How many sides can you put on a coin?
There are two sides to every coin, but with Bitcoin those sides simply could not be farther apart, writes Yonni Assia. Depending who you ask, it is a government conspiracy designed to out manoeuvre disruptive anarchists who threaten the status quo, or a way to donate to Wikileaks when politicians prevent Visa, MasterCard and PayPal from letting them.
Its promise is extraordinary: for those afraid of inflation, it is gold redux, while for those who hate exchange rates, it is a way to pay internationally. For merchants it is a way of avoiding high transaction fees and for former Presidential hopeful Ron Paul, it is the destruction of the US Dollar.
Bitcoin is certainly a disruptive technology. It allows people to exchange value over the internet without any third party, and without any prior ‘trust’ relationship, without fear of fraud. It has already enabled thousands of financial hackers to create an entire ecosystem of start-ups and platforms.
eToro believes in Bitcoin technology. We feel we are alike. We salute those who would modernise and disrupt the established financial order in favour of greater transparency. We both stand for financial democracy, were both born out of the online revolution in social networking and are both thoroughly modern, crowd-sourced innovations. We, too, thrive on transparency and our clients make their trading accessible to all on our eToro OpenBook, linked to their Facebook accounts, for all to see, to comment on and, if they like, to copy.
We are also a bit of a phenomenon. Ten years ago, we didn’t exist, Twitter hadn’t been born, Bitcoin was a fantasy and ‘the Facebook’ was still in college. Today eToro has 3 million users across the world. Facebook and Twitter haven’t done too badly and as it gains more acceptance, as its value settles, who knows where Bitcoin, or its competitors, will be in 2024.
Recently we added Bitcoin to our trading site. We want to harness the wisdom of the crowd to the latest and most exciting currency on the internet. I had wanted to launch Bitcoin since its early days, but was aware of the regulatory issues. I also wondered if our customers, self-declared fans of transparency, sharing and openness, would take to a crypto currency launched by a pseudonym with a debatable track record of anonymity.
Since we completed our testing, between our soft and public launch, the response has been overwhelming. I am not the first to notice that young people are as at home with open source software as they are with bank notes. Our customers are mostly young. Many are techy and come from professional fields such as digital design and IT. Others are financial professionals who soak up and share information, strategies and opinions with their peers. All share an affinity with social networking.
Talking with our own early adopters, three things have become apparent. It is not at all futuristic for them. They are amazingly well-versed in, and fascinated by, the debate that surrounds Bitcoin; they are not convinced that Bitcoin will be the global currency of the internet but see it as test-bed from which other initiatives might evolve. All share a feeling that a new, global internet currency is an overdue and welcome inevitability.
Furthermore, while they are calculated risk takers, their motivation here appears not solely a desire to speculate, but to accumulate the insights that enable informed decisions. They want to learn about Bitcoin’s dynamics, potential and risks in a mutually supportive environment. After all, some say Bitcoin will hit $5,000 in 2014, and ‘ad astra’ after that. Others think it is at best a bubble, or at worst a Ponzi scheme, destined for failure.
The synergies between Bitcoin and eToro are plain. Those who choose eToro as much as a learning forum as their trading platform, share an overwhelming feeling that financial institutions are antisocial. Those who have traded before found the experience to be a very lonely one – no network, no mutuality. Our users inform their decisions with the collective wisdom of the crowd – a gathering of the like-minded.

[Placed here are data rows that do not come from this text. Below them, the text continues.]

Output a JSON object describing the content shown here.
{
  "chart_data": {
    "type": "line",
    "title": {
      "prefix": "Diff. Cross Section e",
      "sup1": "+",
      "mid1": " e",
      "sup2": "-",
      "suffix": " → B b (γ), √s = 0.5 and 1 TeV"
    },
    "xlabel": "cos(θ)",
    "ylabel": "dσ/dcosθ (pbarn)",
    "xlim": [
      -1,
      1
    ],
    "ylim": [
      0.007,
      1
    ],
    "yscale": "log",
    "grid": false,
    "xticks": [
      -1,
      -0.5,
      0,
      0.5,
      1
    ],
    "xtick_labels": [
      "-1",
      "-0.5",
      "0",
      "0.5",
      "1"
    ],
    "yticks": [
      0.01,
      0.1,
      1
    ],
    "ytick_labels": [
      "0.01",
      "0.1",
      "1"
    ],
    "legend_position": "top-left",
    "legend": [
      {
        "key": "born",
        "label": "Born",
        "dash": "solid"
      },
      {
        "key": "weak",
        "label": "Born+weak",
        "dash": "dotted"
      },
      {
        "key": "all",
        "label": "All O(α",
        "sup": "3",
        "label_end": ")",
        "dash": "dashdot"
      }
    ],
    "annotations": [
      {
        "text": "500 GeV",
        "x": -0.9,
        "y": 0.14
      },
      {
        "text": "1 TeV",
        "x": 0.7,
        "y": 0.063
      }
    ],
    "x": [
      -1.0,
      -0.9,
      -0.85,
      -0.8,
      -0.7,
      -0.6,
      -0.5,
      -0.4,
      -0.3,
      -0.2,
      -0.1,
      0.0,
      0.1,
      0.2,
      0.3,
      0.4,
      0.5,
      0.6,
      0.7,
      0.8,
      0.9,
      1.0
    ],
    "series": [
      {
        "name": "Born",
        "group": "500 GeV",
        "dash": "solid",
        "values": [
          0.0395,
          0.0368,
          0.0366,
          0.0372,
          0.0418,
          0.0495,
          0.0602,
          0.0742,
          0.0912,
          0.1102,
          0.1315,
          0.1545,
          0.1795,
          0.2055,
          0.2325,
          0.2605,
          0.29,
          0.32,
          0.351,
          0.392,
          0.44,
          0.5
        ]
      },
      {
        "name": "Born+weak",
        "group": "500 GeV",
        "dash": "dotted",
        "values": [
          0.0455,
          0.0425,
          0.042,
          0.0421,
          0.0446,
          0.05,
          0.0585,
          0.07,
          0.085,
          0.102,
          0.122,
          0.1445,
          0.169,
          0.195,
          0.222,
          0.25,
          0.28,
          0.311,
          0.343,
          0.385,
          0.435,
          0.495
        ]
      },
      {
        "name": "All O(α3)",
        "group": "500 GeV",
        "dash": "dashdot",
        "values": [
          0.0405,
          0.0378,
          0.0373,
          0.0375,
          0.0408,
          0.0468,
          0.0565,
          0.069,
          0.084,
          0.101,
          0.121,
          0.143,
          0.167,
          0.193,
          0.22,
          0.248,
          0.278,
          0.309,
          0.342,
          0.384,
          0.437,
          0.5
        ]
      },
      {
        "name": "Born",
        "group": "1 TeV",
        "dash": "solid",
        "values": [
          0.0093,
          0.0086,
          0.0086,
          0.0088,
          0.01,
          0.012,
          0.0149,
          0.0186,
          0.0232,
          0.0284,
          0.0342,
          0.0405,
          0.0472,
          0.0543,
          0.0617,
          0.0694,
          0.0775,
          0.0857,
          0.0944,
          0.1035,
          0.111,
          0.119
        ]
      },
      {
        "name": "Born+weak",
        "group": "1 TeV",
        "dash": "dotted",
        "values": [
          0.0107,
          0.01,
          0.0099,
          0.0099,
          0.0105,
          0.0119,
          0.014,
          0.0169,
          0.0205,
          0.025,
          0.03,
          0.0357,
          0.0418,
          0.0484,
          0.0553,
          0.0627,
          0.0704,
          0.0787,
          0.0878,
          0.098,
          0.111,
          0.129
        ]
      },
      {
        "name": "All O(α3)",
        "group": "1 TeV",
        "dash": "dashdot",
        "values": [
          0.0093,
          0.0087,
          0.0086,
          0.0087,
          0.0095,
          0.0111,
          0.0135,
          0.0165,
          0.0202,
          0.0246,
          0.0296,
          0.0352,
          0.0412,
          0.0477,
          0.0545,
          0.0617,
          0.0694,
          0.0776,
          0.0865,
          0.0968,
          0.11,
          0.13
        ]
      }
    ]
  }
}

They portend a revolution in the way they create and harness the knowledge and its value that they themselves create.
This evolving financial democracy, informed by the desire to share, taking the social relationships we have in life and on line, communicating our judgments, sharing our reputations in so far as they relate to our trading successes and failures, would appear to be an entirely new construct. But in reality, it is no different to the coffee houses of old, those bygone social networks that came to form the London Stock Exchange, only globalised for the 21st century.
Finance was and should be, as social as any other medium. On eToro it is, and it will be. When we asked MIT to evaluate the success of this sharing philosophy, they found that traders came out on top. It works for currencies and shares. Let’s see how it relates to Bitcoin.
Whether Bitcoin converts cynics, attracts armchair investors, speculators or hoarders, time will tell, but collective wisdom will prevail and eToro will become a benchmark of its lustre today, and that of its successors tomorrow.